PAT FORDE: Yeah, no, I don't think you want to be in anything like any sort of a formal affiliation with those schools. But I could see, teasing it out, a scheduling alliance possibly being helpful for the Pac-12. But if you can play above the mean, quote, unquote, non-Power Five-- I mean, I guess they're still Power Five schools. I mean, playing Iowa State and Baylor helps you theoretically from a strength of schedule standpoint. And, certainly, it would help Iowa State and Baylor to play teams from the Pac-12 if you can't schedule other people.

So if you're looking for someone to schedule, and say you're supremely pissed at the SEC and don't want to play them, you can continue to play Big Ten teams, which the Pac-12 does on fairly regular occasion. But working some of these schools in here and increasing your strength of schedule, which has been a concern for the Pac-12 because their own league just isn't that good, I think it might be prudent to look at. No, I would not want to join a conference if I'm one of the California schools with some of the flotsam and jetsam from the Big 12. But scheduling with them, yeah, I might do it.

PETE THAMEL: Co-opting my terms now, Pat?

DAN WETZEL: Yeah.

PAT FORDE: Yeah, it's a good term.

DAN WETZEL: Flotsam and jetsam.

PAT FORDE: Yeah.

DAN WETZEL: I got to tell you, I just don't understand the concept of the scheduling alliance at all. First off, USC and Oregon already go and just play whoever the hell they want. Everybody wants to play those guys. Almost everyone wants to play Cal. Cal is one of those great games because it sounds good. We're playing California, right? Even if you go home and home, you're probably gonna win. I just don't think-- is it that hard for the Pac-12 teams to go schedule a game?

PAT FORDE: Well, no, but for the same reason you're looking at why teams want to schedule the Pac-12 is you're getting a decent name that you can beat theoretically.

DAN WETZEL: Oh, I get it if you're the Big 12.

PAT FORDE: But I get it if you're the Pac-12.

DAN WETZEL: Because you're basically trying to prop up the bottom of your league, and then you're telling USC that you're gonna get looped in somehow unless you come up with a scheduling alliance that doesn't include the four good teams in the league. Maybe that's it.

PAT FORDE: Right.

DAN WETZEL: They never play 1AAs at USC or UCLA.

PETE THAMEL: I think it's more like power in numbers.

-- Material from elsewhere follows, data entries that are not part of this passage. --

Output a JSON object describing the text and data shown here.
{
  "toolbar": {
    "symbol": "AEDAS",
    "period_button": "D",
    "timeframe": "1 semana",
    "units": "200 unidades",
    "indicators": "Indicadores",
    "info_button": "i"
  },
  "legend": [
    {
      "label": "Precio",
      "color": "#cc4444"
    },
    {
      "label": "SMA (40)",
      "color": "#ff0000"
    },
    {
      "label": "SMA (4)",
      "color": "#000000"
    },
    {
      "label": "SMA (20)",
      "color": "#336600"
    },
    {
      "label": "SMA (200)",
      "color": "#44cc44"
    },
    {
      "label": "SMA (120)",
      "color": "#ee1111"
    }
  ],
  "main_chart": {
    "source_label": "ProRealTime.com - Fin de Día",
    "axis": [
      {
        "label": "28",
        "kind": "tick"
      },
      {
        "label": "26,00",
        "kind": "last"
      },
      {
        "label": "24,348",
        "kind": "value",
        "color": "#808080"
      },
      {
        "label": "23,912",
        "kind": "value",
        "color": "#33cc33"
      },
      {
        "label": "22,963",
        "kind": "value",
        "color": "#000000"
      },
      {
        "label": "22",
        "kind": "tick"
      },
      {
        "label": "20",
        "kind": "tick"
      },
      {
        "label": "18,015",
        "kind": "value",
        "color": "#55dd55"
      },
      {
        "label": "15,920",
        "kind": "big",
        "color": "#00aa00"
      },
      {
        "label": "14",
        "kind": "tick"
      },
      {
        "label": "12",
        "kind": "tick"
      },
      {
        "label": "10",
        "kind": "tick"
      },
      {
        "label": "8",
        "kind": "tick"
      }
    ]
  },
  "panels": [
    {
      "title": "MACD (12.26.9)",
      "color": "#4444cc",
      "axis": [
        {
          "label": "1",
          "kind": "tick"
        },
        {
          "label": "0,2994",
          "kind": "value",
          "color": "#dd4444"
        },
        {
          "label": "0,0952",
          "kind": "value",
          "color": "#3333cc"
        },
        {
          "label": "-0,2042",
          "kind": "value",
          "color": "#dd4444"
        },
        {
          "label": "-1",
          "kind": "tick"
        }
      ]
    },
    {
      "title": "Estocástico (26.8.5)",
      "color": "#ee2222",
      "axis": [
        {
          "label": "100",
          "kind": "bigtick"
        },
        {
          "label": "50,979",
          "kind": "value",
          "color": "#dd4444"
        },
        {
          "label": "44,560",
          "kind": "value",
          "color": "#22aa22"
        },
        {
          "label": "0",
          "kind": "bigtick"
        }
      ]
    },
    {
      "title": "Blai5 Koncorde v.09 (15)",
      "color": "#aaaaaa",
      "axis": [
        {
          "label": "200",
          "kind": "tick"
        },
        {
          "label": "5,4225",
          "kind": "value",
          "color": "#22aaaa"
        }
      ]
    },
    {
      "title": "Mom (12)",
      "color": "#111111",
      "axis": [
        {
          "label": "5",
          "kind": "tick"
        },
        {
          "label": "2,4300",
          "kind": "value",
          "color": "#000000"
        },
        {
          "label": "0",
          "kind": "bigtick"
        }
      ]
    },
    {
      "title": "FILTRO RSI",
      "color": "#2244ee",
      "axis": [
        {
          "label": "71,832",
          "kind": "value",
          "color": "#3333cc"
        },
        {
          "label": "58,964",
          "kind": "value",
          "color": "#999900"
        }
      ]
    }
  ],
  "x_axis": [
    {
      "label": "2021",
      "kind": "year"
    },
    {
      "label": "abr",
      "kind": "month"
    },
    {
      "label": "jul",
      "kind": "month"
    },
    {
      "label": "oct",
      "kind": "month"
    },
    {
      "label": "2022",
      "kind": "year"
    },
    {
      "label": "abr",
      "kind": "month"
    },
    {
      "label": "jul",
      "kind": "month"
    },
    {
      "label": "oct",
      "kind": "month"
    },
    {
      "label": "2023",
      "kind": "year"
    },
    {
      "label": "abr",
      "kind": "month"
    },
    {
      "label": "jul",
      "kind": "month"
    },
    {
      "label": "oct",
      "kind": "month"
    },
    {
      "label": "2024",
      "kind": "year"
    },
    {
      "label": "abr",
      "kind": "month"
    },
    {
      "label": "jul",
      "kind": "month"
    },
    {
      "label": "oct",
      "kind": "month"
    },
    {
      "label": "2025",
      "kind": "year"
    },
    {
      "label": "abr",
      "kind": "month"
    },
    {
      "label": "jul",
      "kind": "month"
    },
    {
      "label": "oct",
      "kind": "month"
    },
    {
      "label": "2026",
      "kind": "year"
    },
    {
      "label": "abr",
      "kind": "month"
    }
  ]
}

Because, ultimately, this whole premier league thing, it comes down to owning all the rights, dominating all the rights, and then leveraging that into the biggest TV deal possible. And so I guess it would be, what, 20 is better than 12, right? Or 20 is better than eight.

PAT FORDE: Yeah. I mean, yes. To Dan's point, if you're going to go to market as a combined entity, that might be the best play. I mean, that might be the best reason to enter into any sort of agreement between these two conferences. They've got to be looking out for each other to a degree because we know that the two biggest dogs aren't, the Big Ten and the SEC.

And I think the ACC probably feels like, if need be, they can get by as is. The Pac-12 and Big 12, I would certainly-- if I'm George Kliavkoff, I happily take the meeting. And if I'm Bob Bowlsby-- even if it's just, hey, look at me, I'm busy out here trying to save us-- I certainly take the meeting.